The criminal case against Folbig was circumstantial and relied on the interpretation of vague entries made in the diary, one of which her husband read and reported to the police.
In addition to the new scientific evidence, Folbig’s lawyer, Rani Rego, said he hoped the new investigation would consider reports from psychiatrists, psychologists and linguists who say the diary contained no murder confessions.
“We are confident that overwhelming evidence will eventually free Kathleen Folbig and prove her innocence,” Rego said in a statement.
Speakman said he declined an invitation from the Australian Academy of Science, an independent organization representing scientists, to interpret the evidence against Folbig’s crime.
Academy chief executive Anna-Maria Arabiya said she respected the government’s decision to conduct a second investigation, despite many scientists agreeing “there is overwhelming evidence to justify Ms. Folbig’s immediate release.”
In 2015, Folbig’s lawyers successfully petitioned for a judicial inquiry into his sentence based on concerns raised by several forensic pathologists.
Retired Justice Reginald Blanche concluded in 2019 that Folbig was “untrue” and “unreliable” in his attempts to hide his guilt.
Blanche also heard fresh evidence from Carola Vinusa, co-director of the Australian National University’s Center for Personalized Immunology, that both the girls and their mothers shared a recently discovered genetic mutation that leads to abnormal heartbeats and sudden death in children. joined.
In 2020, Oxford University Press’s cardiology journal Europas published findings describing genetic mutations in Folbig girls by 27 scientists from Australia, the United States, Canada, France, Denmark and Italy.

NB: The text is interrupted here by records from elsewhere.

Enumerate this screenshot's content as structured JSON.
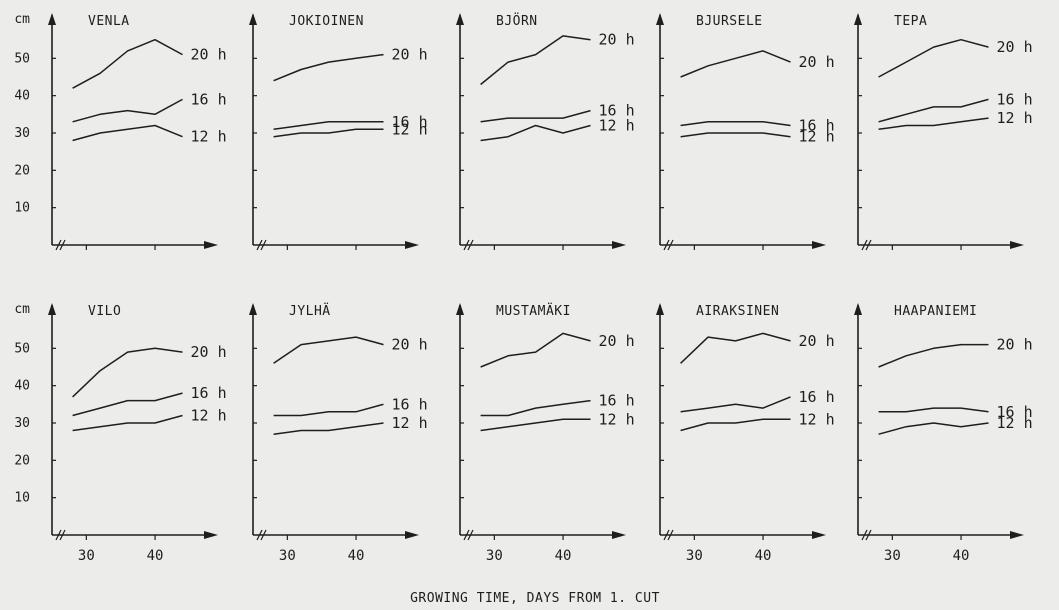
{
  "figure": {
    "xlabel": "GROWING TIME, DAYS FROM 1. CUT",
    "ylabel": "cm"
  },
  "chart_data": [
    {
      "type": "line",
      "title": "VENLA",
      "x": [
        28,
        32,
        36,
        40,
        44
      ],
      "ylim": [
        0,
        60
      ],
      "yticks": [
        10,
        20,
        30,
        40,
        50
      ],
      "xticks": [
        30,
        40
      ],
      "series": [
        {
          "name": "20 h",
          "values": [
            42,
            46,
            52,
            55,
            51
          ]
        },
        {
          "name": "16 h",
          "values": [
            33,
            35,
            36,
            35,
            39
          ]
        },
        {
          "name": "12 h",
          "values": [
            28,
            30,
            31,
            32,
            29
          ]
        }
      ]
    },
    {
      "type": "line",
      "title": "JOKIOINEN",
      "x": [
        28,
        32,
        36,
        40,
        44
      ],
      "ylim": [
        0,
        60
      ],
      "yticks": [
        10,
        20,
        30,
        40,
        50
      ],
      "xticks": [
        30,
        40
      ],
      "series": [
        {
          "name": "20 h",
          "values": [
            44,
            47,
            49,
            50,
            51
          ]
        },
        {
          "name": "16 h",
          "values": [
            31,
            32,
            33,
            33,
            33
          ]
        },
        {
          "name": "12 h",
          "values": [
            29,
            30,
            30,
            31,
            31
          ]
        }
      ]
    },
    {
      "type": "line",
      "title": "BJÖRN",
      "x": [
        28,
        32,
        36,
        40,
        44
      ],
      "ylim": [
        0,
        60
      ],
      "yticks": [
        10,
        20,
        30,
        40,
        50
      ],
      "xticks": [
        30,
        40
      ],
      "series": [
        {
          "name": "20 h",
          "values": [
            43,
            49,
            51,
            56,
            55
          ]
        },
        {
          "name": "16 h",
          "values": [
            33,
            34,
            34,
            34,
            36
          ]
        },
        {
          "name": "12 h",
          "values": [
            28,
            29,
            32,
            30,
            32
          ]
        }
      ]
    },
    {
      "type": "line",
      "title": "BJURSELE",
      "x": [
        28,
        32,
        36,
        40,
        44
      ],
      "ylim": [
        0,
        60
      ],
      "yticks": [
        10,
        20,
        30,
        40,
        50
      ],
      "xticks": [
        30,
        40
      ],
      "series": [
        {
          "name": "20 h",
          "values": [
            45,
            48,
            50,
            52,
            49
          ]
        },
        {
          "name": "16 h",
          "values": [
            32,
            33,
            33,
            33,
            32
          ]
        },
        {
          "name": "12 h",
          "values": [
            29,
            30,
            30,
            30,
            29
          ]
        }
      ]
    },
    {
      "type": "line",
      "title": "TEPA",
      "x": [
        28,
        32,
        36,
        40,
        44
      ],
      "ylim": [
        0,
        60
      ],
      "yticks": [
        10,
        20,
        30,
        40,
        50
      ],
      "xticks": [
        30,
        40
      ],
      "series": [
        {
          "name": "20 h",
          "values": [
            45,
            49,
            53,
            55,
            53
          ]
        },
        {
          "name": "16 h",
          "values": [
            33,
            35,
            37,
            37,
            39
          ]
        },
        {
          "name": "12 h",
          "values": [
            31,
            32,
            32,
            33,
            34
          ]
        }
      ]
    },
    {
      "type": "line",
      "title": "VILO",
      "x": [
        28,
        32,
        36,
        40,
        44
      ],
      "ylim": [
        0,
        60
      ],
      "yticks": [
        10,
        20,
        30,
        40,
        50
      ],
      "xticks": [
        30,
        40
      ],
      "series": [
        {
          "name": "20 h",
          "values": [
            37,
            44,
            49,
            50,
            49
          ]
        },
        {
          "name": "16 h",
          "values": [
            32,
            34,
            36,
            36,
            38
          ]
        },
        {
          "name": "12 h",
          "values": [
            28,
            29,
            30,
            30,
            32
          ]
        }
      ]
    },
    {
      "type": "line",
      "title": "JYLHÄ",
      "x": [
        28,
        32,
        36,
        40,
        44
      ],
      "ylim": [
        0,
        60
      ],
      "yticks": [
        10,
        20,
        30,
        40,
        50
      ],
      "xticks": [
        30,
        40
      ],
      "series": [
        {
          "name": "20 h",
          "values": [
            46,
            51,
            52,
            53,
            51
          ]
        },
        {
          "name": "16 h",
          "values": [
            32,
            32,
            33,
            33,
            35
          ]
        },
        {
          "name": "12 h",
          "values": [
            27,
            28,
            28,
            29,
            30
          ]
        }
      ]
    },
    {
      "type": "line",
      "title": "MUSTAMÄKI",
      "x": [
        28,
        32,
        36,
        40,
        44
      ],
      "ylim": [
        0,
        60
      ],
      "yticks": [
        10,
        20,
        30,
        40,
        50
      ],
      "xticks": [
        30,
        40
      ],
      "series": [
        {
          "name": "20 h",
          "values": [
            45,
            48,
            49,
            54,
            52
          ]
        },
        {
          "name": "16 h",
          "values": [
            32,
            32,
            34,
            35,
            36
          ]
        },
        {
          "name": "12 h",
          "values": [
            28,
            29,
            30,
            31,
            31
          ]
        }
      ]
    },
    {
      "type": "line",
      "title": "AIRAKSINEN",
      "x": [
        28,
        32,
        36,
        40,
        44
      ],
      "ylim": [
        0,
        60
      ],
      "yticks": [
        10,
        20,
        30,
        40,
        50
      ],
      "xticks": [
        30,
        40
      ],
      "series": [
        {
          "name": "20 h",
          "values": [
            46,
            53,
            52,
            54,
            52
          ]
        },
        {
          "name": "16 h",
          "values": [
            33,
            34,
            35,
            34,
            37
          ]
        },
        {
          "name": "12 h",
          "values": [
            28,
            30,
            30,
            31,
            31
          ]
        }
      ]
    },
    {
      "type": "line",
      "title": "HAAPANIEMI",
      "x": [
        28,
        32,
        36,
        40,
        44
      ],
      "ylim": [
        0,
        60
      ],
      "yticks": [
        10,
        20,
        30,
        40,
        50
      ],
      "xticks": [
        30,
        40
      ],
      "series": [
        {
          "name": "20 h",
          "values": [
            45,
            48,
            50,
            51,
            51
          ]
        },
        {
          "name": "16 h",
          "values": [
            33,
            33,
            34,
            34,
            33
          ]
        },
        {
          "name": "12 h",
          "values": [
            27,
            29,
            30,
            29,
            30
          ]
        }
      ]
    }
  ]
}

The team also reported that the boys carried different and rare forms of the gene that when faulty caused the mice to die young from epileptic seizures.
Retired New South Wales Chief Justice Tom Bathurst will conduct a new investigation. Speakman said he could potentially recommend that Folbig be pardoned or that his sentence be commuted.
“Whatever the outcome of this investigation, this is an extraordinary tragedy,” Speakman said.